In un’epoca dove anche il dolore viene trattato come un errore di sistema, Chloé Zhao compie un atto di resistenza poetica: ci ricorda che la vulnerabilità non è una resa.
Nel film, William Shakespeare non è ancora il monumento letterario che tutto il mondo oggi conosce; è un uomo, un marito e un padre afflitto da un tormento eterno.
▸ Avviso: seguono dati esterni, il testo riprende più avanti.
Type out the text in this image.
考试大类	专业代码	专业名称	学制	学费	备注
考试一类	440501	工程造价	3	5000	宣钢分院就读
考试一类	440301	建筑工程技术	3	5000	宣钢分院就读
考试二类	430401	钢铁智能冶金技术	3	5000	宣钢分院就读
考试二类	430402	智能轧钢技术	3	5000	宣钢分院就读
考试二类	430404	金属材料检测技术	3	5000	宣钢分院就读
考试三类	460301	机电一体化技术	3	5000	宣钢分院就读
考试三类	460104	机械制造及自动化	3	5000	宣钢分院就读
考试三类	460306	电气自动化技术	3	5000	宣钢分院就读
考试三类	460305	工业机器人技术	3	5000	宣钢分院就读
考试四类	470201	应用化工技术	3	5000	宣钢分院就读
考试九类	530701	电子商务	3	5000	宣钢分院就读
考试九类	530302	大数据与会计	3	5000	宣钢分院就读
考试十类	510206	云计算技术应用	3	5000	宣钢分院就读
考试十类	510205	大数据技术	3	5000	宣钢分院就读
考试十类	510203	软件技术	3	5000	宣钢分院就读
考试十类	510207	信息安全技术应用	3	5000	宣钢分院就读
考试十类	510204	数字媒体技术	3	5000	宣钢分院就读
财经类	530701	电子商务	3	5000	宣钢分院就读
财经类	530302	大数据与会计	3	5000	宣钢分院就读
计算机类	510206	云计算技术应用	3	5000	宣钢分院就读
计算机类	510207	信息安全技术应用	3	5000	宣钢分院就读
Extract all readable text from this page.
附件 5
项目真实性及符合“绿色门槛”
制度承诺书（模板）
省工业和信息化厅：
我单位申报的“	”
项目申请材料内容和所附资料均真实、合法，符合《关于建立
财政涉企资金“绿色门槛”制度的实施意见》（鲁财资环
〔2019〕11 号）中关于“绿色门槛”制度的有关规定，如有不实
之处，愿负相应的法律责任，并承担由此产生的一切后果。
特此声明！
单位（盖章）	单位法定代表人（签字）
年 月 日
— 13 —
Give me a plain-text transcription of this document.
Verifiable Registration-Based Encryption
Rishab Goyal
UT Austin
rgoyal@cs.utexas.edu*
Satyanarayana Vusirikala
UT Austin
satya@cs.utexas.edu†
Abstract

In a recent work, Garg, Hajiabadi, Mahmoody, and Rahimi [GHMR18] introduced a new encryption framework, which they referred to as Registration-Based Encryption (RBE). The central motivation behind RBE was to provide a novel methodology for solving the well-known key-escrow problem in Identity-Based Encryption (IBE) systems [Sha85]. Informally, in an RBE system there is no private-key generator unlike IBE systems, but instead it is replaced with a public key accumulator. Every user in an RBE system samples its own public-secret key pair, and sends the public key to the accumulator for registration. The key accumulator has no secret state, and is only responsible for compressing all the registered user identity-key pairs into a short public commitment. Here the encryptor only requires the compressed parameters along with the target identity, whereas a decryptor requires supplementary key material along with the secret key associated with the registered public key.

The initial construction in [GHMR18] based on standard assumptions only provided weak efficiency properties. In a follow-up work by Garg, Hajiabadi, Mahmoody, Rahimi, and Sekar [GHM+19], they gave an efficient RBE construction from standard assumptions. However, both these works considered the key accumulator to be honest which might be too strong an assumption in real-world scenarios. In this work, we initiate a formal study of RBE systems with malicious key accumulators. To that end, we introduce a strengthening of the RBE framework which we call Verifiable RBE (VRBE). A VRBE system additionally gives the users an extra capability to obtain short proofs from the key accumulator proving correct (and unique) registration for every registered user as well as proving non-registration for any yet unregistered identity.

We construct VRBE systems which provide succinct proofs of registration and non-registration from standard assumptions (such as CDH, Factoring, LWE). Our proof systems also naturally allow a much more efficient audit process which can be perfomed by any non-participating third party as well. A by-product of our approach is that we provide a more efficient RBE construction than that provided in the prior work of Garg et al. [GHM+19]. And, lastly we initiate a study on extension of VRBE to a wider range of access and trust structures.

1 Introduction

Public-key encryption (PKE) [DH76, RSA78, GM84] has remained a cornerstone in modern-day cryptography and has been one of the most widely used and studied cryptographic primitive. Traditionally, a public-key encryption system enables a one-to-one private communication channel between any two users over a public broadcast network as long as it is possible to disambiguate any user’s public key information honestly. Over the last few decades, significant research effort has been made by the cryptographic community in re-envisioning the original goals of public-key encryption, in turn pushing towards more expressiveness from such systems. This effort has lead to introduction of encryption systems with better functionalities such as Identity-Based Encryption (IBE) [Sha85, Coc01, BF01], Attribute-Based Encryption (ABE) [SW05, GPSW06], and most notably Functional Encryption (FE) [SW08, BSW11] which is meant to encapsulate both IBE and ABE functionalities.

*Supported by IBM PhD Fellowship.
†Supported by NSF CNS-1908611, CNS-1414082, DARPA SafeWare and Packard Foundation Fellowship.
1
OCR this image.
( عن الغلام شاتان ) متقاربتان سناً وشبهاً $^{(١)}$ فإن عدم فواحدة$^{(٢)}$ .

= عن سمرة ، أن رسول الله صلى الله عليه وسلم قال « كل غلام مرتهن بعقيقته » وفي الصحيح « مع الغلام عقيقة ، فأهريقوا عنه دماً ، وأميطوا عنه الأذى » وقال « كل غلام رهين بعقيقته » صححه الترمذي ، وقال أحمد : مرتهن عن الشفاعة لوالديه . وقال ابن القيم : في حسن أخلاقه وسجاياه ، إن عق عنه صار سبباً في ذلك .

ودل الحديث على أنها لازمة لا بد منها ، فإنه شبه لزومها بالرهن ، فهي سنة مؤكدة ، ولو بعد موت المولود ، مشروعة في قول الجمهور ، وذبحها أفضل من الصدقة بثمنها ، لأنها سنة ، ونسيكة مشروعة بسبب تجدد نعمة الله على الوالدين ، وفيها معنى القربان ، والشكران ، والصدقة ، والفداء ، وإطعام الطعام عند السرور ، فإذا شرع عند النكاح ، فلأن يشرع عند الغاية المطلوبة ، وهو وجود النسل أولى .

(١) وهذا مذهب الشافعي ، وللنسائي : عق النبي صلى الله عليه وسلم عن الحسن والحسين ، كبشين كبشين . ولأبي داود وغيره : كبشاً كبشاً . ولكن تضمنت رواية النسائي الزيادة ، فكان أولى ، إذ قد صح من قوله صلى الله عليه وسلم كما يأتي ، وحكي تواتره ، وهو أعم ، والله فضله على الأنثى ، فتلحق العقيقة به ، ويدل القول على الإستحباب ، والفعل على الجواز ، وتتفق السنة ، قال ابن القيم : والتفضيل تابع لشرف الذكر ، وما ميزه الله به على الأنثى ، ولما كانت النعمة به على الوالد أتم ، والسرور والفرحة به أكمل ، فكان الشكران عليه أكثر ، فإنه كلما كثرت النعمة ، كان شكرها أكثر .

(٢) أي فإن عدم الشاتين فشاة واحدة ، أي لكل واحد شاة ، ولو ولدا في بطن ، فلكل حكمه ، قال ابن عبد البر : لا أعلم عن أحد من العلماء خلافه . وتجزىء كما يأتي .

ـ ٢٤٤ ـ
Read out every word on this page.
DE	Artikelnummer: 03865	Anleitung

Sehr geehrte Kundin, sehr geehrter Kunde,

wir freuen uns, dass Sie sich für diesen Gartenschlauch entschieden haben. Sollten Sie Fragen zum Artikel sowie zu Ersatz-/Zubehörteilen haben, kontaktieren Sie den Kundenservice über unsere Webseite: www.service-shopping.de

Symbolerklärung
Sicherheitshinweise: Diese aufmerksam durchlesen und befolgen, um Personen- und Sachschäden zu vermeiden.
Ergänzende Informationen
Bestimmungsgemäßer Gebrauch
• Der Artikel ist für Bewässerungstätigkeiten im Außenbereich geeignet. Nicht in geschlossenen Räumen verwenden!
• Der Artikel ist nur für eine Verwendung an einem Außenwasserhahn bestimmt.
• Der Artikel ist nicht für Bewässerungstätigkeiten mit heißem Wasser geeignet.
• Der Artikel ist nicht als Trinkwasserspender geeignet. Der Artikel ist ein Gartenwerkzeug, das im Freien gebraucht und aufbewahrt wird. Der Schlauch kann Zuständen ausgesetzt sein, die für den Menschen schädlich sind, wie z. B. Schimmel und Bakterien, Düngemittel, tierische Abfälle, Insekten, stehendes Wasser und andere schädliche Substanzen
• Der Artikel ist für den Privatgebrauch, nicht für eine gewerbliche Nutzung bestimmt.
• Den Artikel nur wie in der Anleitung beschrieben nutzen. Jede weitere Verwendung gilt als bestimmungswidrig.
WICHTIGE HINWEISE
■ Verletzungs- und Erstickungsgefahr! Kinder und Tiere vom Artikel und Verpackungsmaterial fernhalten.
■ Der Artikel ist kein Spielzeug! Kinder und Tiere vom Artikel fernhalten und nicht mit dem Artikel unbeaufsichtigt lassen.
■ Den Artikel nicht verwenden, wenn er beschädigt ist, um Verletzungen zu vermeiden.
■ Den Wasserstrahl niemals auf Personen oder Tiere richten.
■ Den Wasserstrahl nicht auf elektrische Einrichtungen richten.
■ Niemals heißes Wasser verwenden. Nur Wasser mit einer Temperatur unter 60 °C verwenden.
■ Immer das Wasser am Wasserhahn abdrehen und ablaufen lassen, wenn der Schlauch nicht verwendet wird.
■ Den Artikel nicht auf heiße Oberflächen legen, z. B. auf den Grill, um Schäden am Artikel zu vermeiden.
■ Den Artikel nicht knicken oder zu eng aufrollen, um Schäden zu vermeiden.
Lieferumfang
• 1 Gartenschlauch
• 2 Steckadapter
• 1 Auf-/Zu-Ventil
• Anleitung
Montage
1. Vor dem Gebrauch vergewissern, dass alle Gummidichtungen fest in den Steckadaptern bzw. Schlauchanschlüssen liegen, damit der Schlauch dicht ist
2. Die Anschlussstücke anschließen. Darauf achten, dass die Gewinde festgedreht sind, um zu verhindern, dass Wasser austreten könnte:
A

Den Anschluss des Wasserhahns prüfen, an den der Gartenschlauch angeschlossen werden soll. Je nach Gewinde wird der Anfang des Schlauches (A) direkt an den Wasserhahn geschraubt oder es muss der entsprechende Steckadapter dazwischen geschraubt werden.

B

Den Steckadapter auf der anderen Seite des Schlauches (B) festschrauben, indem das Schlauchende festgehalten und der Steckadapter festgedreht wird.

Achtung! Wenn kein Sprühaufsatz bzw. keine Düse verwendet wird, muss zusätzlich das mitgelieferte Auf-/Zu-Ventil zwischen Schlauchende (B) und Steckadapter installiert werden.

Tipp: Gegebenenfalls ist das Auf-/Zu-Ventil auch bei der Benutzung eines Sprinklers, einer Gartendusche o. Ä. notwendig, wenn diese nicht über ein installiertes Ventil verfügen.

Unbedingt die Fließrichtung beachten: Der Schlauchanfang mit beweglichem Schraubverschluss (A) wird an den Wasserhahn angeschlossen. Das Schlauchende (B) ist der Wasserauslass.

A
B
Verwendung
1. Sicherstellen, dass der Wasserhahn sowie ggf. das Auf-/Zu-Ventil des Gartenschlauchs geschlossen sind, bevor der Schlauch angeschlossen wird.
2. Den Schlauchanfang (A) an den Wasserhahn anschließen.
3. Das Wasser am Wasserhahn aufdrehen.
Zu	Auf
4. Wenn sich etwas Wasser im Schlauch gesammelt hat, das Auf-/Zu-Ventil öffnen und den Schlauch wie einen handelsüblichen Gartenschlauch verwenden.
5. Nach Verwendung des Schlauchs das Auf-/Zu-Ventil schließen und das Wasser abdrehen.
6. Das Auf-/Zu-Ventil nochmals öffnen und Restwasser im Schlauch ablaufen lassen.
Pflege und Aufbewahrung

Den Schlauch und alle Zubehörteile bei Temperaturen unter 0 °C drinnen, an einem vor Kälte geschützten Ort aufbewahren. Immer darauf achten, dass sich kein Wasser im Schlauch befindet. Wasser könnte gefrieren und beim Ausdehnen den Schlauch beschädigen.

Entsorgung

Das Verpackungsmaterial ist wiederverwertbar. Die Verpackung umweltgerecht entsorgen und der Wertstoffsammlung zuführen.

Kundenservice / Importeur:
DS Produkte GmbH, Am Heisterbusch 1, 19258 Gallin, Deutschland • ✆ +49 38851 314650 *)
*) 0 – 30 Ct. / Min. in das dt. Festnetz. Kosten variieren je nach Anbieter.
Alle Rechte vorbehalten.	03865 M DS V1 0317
Il suo matrimonio con Agnes - nato precedentemente negli spazi aperti della natura e alimentato in seguito dal fuoco dell’amore - si sta lentamente spegnendo.
William, oltre al dolore per la perdita del figlio, porta con sé il fardello di non essere stato presente nel momento peggiore: quando sua moglie lottava con tutte le forze in corpo (e nello spirito) per salvare Hamnet dalla peste.
La regista di Nomadland dirige un’opera d’arte intensa, ricca di metafore e capace di toccare corde interne dell’animo umano senza mai banalizzare la tragedia. Eppure, per un’ora e mezza, Hamnet non è certo un film che ti “fa stare bene”: non tanto per la storia - già nota - quanto per il modo in cui viene raccontata.
Ritrovarsi seduti su una poltroncina mentre osserviamo una donna con il viso dilaniato dal dolore è un’immagine forte da digerire. Agnes non è più la “creatura mitologica” vista in precedenza: è una donna fragile. Una madre che sta condividendo il suo dolore con noi, un dolore che ti si attacca addosso e che senti crescere dentro.
Il lutto lo respiri, lo senti fondersi al tuo di dolore e “poco importa” se si tratti di una perdita o una sofferenza diversa.
Perché, allora, Hamnet è un film che tutti dovrebbero vedere? Perché ci ricorda quanto sia dannatamente bello essere umani.
Il silenzio sacro che aleggiava nella sala interrotto solo dal suono dei singhiozzi, mi ha ricordato quanto sia importante l’empatia. Oggi si abusa troppo spesso di questa parola: ostentiamo la capacità di comprendere le emozioni altrui senza però andare veramente fino in fondo. L’empatia, dal greco en-pathos, significa sentire dentro. Ecco, questo film ti permette di farlo.
Lascia crescere una connessione profonda che, nel finale - visivamente impeccabile, con le note “On the Nature of Daylight" di Max Richter che sembrano vivere la scena anziché accompagnarla - viene sancita in maniera indissolubile. Così, durante i titoli di coda, ti riconcili con te stesso e condividi l’emozione con chi ti siede accanto.
Abbiamo un disperato bisogno di provare empatia, così come abbiamo bisogno di non sentirci in difetto nell’essere vulnerabili.
Dobbiamo imparare a vivere “col cuore aperto” o ricordarci come si fa; un po’ come Agnes, quando nel finale capisce che il suo William non è in realtà un fuggitivo scappato a Londra con in testa solo il teatro, ma è un uomo fragile che ha trovato nell’arte e nella scrittura il modo per donare a suo figlio “una seconda vita”.
Certo, ognuno vive e metabolizza il dolore in maniera diversa. Esistono infatti vari tipi di dolori e accomunarli sarebbe sbagliato. In più, il film tratto dal libro è una ricostruzione non attendibile al 100% alla realtà dei fatti. Questo non lo sapremo mai con assoluta certezza, e forse è giusto così.
Il finale del film non restituisce indietro Hamnet, tuttavia offre una nuova consapevolezza: l’arte non cancella la sofferenza ma, forse, la rende abitabile. “La bellezza salverà il mondo” scriveva Dostoevskij. Io, se penso alla bellezza, non ho una risposta immediata. Credo che la bellezza sia un insieme di piccole cose, e tra queste sicuramente c’è l’arte. Soprattutto l’arte che ti permette di sopravvivere trasformando il mortale Hamnet nell’immortale Amleto.